Bu motivasyon hikayesi zaman zaman bizi harekete geçiren anlatımlardan biri olabiliyor. Şimdi size bir Kızılderili öyküsü paylaşıcam. Bu öykü beni ciddi anlamda yüreklendiren bir öykü etrafımızda ki insanların, hayatımızı nasıl geçirdiğimizi çok yakından ilgilendirdiği ve bazen kararlarınızı kendi duygu ve düşüncelerimiz ile almamız gerektiğini anlıyorum. Çevren kaderin olmasın! Bilimsel olarak “cam – tavan sendromu” dedikleri sineklerle ve köpekbalıklarıyla deneme yaptıkları bilimsel bir sonucun hikayesini anlatıyor.
Motivasyon Hikayesi
Motivasyon hikayelerinde bugün “çevren kaderin olmasın!” vurgusunu yapıyoruz.

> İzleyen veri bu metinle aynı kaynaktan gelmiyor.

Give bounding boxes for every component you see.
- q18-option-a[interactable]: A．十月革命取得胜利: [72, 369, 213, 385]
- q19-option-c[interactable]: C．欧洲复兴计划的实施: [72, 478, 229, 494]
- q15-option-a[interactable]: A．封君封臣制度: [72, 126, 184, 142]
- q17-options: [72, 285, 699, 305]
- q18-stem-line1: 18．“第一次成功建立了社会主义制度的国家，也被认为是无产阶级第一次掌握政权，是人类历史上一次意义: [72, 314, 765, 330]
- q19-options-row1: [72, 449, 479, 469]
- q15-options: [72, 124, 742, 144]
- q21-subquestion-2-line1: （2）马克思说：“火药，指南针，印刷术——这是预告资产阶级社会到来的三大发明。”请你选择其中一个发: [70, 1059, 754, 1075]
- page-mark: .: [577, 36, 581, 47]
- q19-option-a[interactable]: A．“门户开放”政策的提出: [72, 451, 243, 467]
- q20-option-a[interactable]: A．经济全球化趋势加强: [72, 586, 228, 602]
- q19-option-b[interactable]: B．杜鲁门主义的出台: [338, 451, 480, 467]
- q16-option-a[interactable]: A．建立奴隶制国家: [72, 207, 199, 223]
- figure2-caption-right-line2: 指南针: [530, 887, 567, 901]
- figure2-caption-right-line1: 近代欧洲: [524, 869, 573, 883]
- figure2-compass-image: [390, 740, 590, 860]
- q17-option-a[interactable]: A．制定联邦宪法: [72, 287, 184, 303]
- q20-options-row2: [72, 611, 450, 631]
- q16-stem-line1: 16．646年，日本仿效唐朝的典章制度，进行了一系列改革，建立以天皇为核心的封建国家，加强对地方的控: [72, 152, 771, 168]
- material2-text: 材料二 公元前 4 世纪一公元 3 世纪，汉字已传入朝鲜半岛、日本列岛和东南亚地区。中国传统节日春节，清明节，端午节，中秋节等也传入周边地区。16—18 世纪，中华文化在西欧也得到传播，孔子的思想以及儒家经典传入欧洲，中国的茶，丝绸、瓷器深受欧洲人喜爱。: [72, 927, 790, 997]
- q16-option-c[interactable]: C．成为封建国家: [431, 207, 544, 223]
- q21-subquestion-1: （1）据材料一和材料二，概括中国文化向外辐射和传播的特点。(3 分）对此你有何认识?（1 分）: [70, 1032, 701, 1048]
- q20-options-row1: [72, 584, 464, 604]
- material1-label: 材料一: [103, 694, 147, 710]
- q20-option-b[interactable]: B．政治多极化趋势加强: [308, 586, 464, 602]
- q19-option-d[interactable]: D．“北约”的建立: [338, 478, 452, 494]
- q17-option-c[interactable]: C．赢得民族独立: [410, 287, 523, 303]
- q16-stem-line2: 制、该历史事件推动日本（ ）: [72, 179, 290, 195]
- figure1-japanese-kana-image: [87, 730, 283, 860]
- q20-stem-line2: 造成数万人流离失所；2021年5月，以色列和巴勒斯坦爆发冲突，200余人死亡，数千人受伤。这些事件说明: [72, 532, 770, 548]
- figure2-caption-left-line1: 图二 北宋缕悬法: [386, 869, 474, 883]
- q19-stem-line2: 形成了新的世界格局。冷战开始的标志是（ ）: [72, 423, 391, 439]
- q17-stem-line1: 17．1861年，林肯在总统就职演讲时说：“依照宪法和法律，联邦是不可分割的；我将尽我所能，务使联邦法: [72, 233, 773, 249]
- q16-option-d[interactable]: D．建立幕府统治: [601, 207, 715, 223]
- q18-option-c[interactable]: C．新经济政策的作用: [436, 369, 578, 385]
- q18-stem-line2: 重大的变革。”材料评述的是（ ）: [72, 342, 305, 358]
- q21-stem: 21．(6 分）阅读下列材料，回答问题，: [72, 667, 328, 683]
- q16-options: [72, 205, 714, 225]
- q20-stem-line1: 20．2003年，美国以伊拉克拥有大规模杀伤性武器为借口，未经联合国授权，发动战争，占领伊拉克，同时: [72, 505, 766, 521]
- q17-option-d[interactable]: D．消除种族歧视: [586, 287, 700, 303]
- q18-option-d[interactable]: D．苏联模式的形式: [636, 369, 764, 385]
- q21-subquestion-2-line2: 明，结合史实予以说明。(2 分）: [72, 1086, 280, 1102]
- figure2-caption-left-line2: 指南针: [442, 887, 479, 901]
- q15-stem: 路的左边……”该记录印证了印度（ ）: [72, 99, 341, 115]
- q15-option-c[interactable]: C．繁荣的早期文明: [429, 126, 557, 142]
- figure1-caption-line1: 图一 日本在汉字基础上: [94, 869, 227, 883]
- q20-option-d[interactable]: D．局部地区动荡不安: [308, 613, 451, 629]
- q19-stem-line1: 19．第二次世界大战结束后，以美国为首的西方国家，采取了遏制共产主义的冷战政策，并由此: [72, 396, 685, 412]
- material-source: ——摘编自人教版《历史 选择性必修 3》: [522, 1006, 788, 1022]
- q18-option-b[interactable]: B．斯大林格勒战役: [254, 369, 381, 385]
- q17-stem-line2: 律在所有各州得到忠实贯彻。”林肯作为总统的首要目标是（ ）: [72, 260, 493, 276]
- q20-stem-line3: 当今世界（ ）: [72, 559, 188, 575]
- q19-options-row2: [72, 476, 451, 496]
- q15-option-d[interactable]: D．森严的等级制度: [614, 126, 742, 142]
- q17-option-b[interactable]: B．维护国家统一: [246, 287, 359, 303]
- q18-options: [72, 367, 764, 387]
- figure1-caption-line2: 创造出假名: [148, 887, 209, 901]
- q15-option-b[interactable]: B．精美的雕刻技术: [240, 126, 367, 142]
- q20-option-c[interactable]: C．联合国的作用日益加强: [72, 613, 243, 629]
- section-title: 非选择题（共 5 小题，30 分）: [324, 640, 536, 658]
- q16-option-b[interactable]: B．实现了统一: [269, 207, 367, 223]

Tavuk Olduğunu Düşünen Kartal
Bir zamanlar, büyük bir dağın tepesinde bir kartal yuva yapmış. Bir süre sonra kartalın, dört adet yumurtası olmuş. Yumurtalar henüz kuluçka dönemlerindeyken dağda bir deprem olmuş. Kartalın yuvasındaki dört yumurtadan biri, depremin şiddetiyle yuvadan düşüp, dağın tepesinden yuvarlana yuvarlana vadideki bir çiftliğe dek ulaşmış. Bu çiftlik, bir tavuk çiftliğiymiş. Çiftlikteki tavuklar, kendi yumurtalarına pek benzemeyen bu değişik ve biraz da büyük yumurtayı sahiplenmek istemişler.

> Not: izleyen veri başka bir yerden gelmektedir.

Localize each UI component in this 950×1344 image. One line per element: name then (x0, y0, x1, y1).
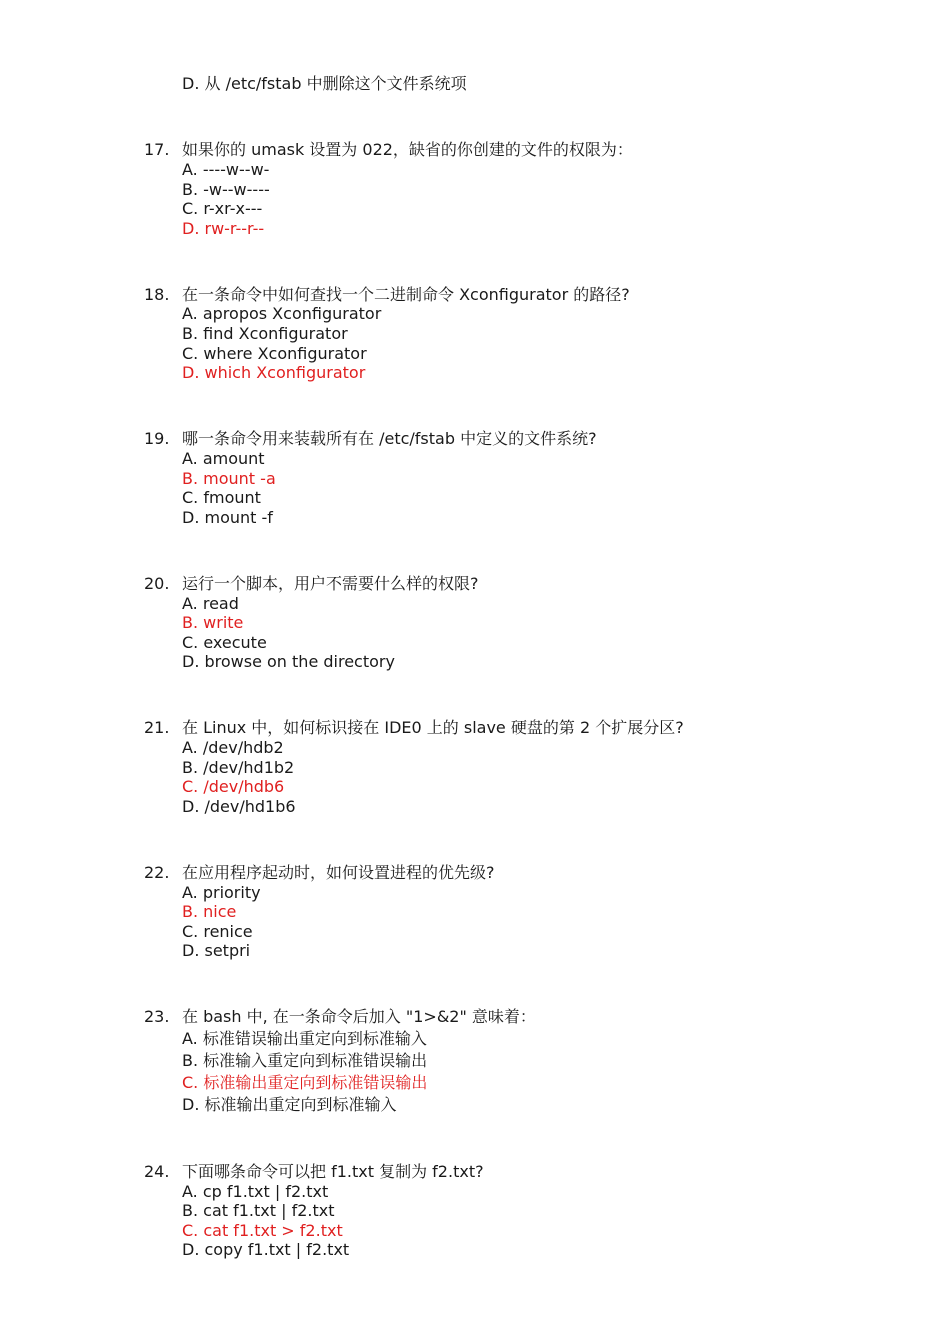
question-22-text: 在应用程序起动时，如何设置进程的优先级? (182, 863, 495, 882)
question-17-text: 如果你的 umask 设置为 022，缺省的你创建的文件的权限为： (182, 140, 633, 159)
question-22-option-c: C. renice (182, 922, 253, 941)
question-17-option-a: A. ----w--w- (182, 160, 270, 179)
question-19-text: 哪一条命令用来装载所有在 /etc/fstab 中定义的文件系统? (182, 429, 597, 448)
question-22-option-b: B. nice (182, 902, 237, 921)
question-21-option-c: C. /dev/hdb6 (182, 777, 285, 796)
question-23-option-d: D. 标准输出重定向到标准输入 (182, 1095, 397, 1114)
question-18-option-a: A. apropos Xconfigurator (182, 304, 382, 323)
question-23-number: 23. (144, 1007, 170, 1026)
question-21-option-a: A. /dev/hdb2 (182, 738, 284, 757)
question-23-option-b: B. 标准输入重定向到标准错误输出 (182, 1051, 428, 1070)
question-23-option-c: C. 标准输出重定向到标准错误输出 (182, 1073, 428, 1092)
question-19-number: 19. (144, 429, 170, 448)
question-19-option-b: B. mount -a (182, 469, 276, 488)
question-18-option-b: B. find Xconfigurator (182, 324, 348, 343)
question-17-option-c: C. r-xr-x--- (182, 199, 263, 218)
question-18-text: 在一条命令中如何查找一个二进制命令 Xconfigurator 的路径? (182, 285, 630, 304)
question-24-number: 24. (144, 1162, 170, 1181)
question-17-option-d: D. rw-r--r-- (182, 219, 265, 238)
question-21-number: 21. (144, 718, 170, 737)
question-24-option-c: C. cat f1.txt > f2.txt (182, 1221, 343, 1240)
question-20-text: 运行一个脚本，用户不需要什么样的权限? (182, 574, 479, 593)
question-22-option-d: D. setpri (182, 941, 251, 960)
question-22-option-a: A. priority (182, 883, 261, 902)
question-24-text: 下面哪条命令可以把 f1.txt 复制为 f2.txt? (182, 1162, 484, 1181)
question-18-option-d: D. which Xconfigurator (182, 363, 366, 382)
question-19-option-c: C. fmount (182, 488, 261, 507)
question-24-option-a: A. cp f1.txt | f2.txt (182, 1182, 329, 1201)
question-20-number: 20. (144, 574, 170, 593)
question-21-option-b: B. /dev/hd1b2 (182, 758, 295, 777)
question-24-option-d: D. copy f1.txt | f2.txt (182, 1240, 350, 1259)
question-19-option-a: A. amount (182, 449, 265, 468)
option-d-q16: D. 从 /etc/fstab 中删除这个文件系统项 (182, 74, 467, 93)
question-22-number: 22. (144, 863, 170, 882)
question-18-option-c: C. where Xconfigurator (182, 344, 367, 363)
question-20-option-d: D. browse on the directory (182, 652, 395, 671)
question-17-number: 17. (144, 140, 170, 159)
question-17-option-b: B. -w--w---- (182, 180, 270, 199)
question-20-option-a: A. read (182, 594, 239, 613)
question-20-option-c: C. execute (182, 633, 267, 652)
question-24-option-b: B. cat f1.txt | f2.txt (182, 1201, 335, 1220)
question-23-option-a: A. 标准错误输出重定向到标准输入 (182, 1029, 427, 1048)
question-19-option-d: D. mount -f (182, 508, 273, 527)
question-18-number: 18. (144, 285, 170, 304)
question-20-option-b: B. write (182, 613, 244, 632)
question-21-text: 在 Linux 中，如何标识接在 IDE0 上的 slave 硬盘的第 2 个扩展分区? (182, 718, 684, 737)
question-21-option-d: D. /dev/hd1b6 (182, 797, 296, 816)
question-23-text: 在 bash 中, 在一条命令后加入 "1>&2" 意味着： (182, 1007, 536, 1026)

Yaşlı bir tavuk, yumurtayı koruması altına almış ve öteki yumurtalardan çıkacak yavrulardan ayırmaksızın büyütmeye karar vermiş. Günü dolup, zaman geldiğinde yumurtanın içindeki kartal yavrusu kabuğunu kırmış ve dünyaya gelmiş. Bir tavuk çiftliğinde bulunduğunu ve kendisinin de çevresindeki yüzlerce tavuğun arasında olduğunu görünce, kendini de tavuk sanmış ve çiftlikteki tavuklarla birlikte, o da bir tavuk gibi büyümeye başlamış. Yalnızca o, kendisini tavuk gibi görmekle kalmıyor, çiftlikteki tüm tavuklar da onu bir tavuk olarak görüyorlar ve ona bir tavukmuş gibi davranıyorlarmış.
Zaman zaman içinden, “Ben çevremdeki tavuklara benzemiyorum… acaba ben kimim?” diye soruyormuş. Ama, bu kuşkusunu bir türlü dile getiremiyormuş. Ne de olsa o da bir tavukmuş ve tavuk olduğunu da bilmeli, kabul etmeliymiş. Bir gün çiftlikte öteki tavuklarla birlikte oyun oynarken, yukarılardan birkaç kartalın özgürce uçtuklarını örmüş. Kendini tutamamış, yüreğinde bir anda oluşan coşkuyla haykırmış: – Aman Allah’ım! Ne kadar güzel uçuyorlar! Ben de onlar gibi uçmak istiyorum… Tavuklar, onun bu sözlerine hep birlikte gülmüşler.
– Sen bir tavuksun. Şunu asla aklından çıkarma: Tavuklar, kartallar gibi uçamazlar.
Küçük kartal, o günden sonra hemen her gün gökyüzüne bakıyor ve yukarılarda uçan kartal arıyormuş gözleriyle… Bir kartal gördüğünde ise çiftlikteki öteki tavukları unutuyor, gökteki kartal gözden kayboluncaya dek büyük bir hayranlıkla ve özlemle onu izliyormuş. Sonra da tüm hayranlığını ve özlemini, kartal gördüğü her zaman olduğu gibi, hep aynı sözlerle dile getiriyormuş:
– Ah tanrı; ne olurdu sanki, ben de onlar gibi uçabilsem… Ben de onlar gibi özgürce kanat açabilsem göklerde…
O böyle konuştukça, bu kez çevresindeki tüm tavuklar da her zaman söyledikleri sözleri bir kez daha yineliyorlarmış:
– Vazgeç düşlerinden… Sen tavuksun ve hep tavuk olarak kalacaksın…
Bu motivasyon hikayesi bize şu sona götürüyor : Küçük kartal, çevresindeki tavukların her gün birkaç kez yineledikleri bu sözlerinden öylesine etkilenmiş ki… Sonunda bir kartal gibi göklerde özgürce kanat açmak düşüncesinden vazgeçmiş ve yaşamını bir tavuk gibi sürdürmeyi kabul etmiş; bir tavuk gibi sürdürdüğü yaşamının sonunda bir tavuk gibi ölmüş.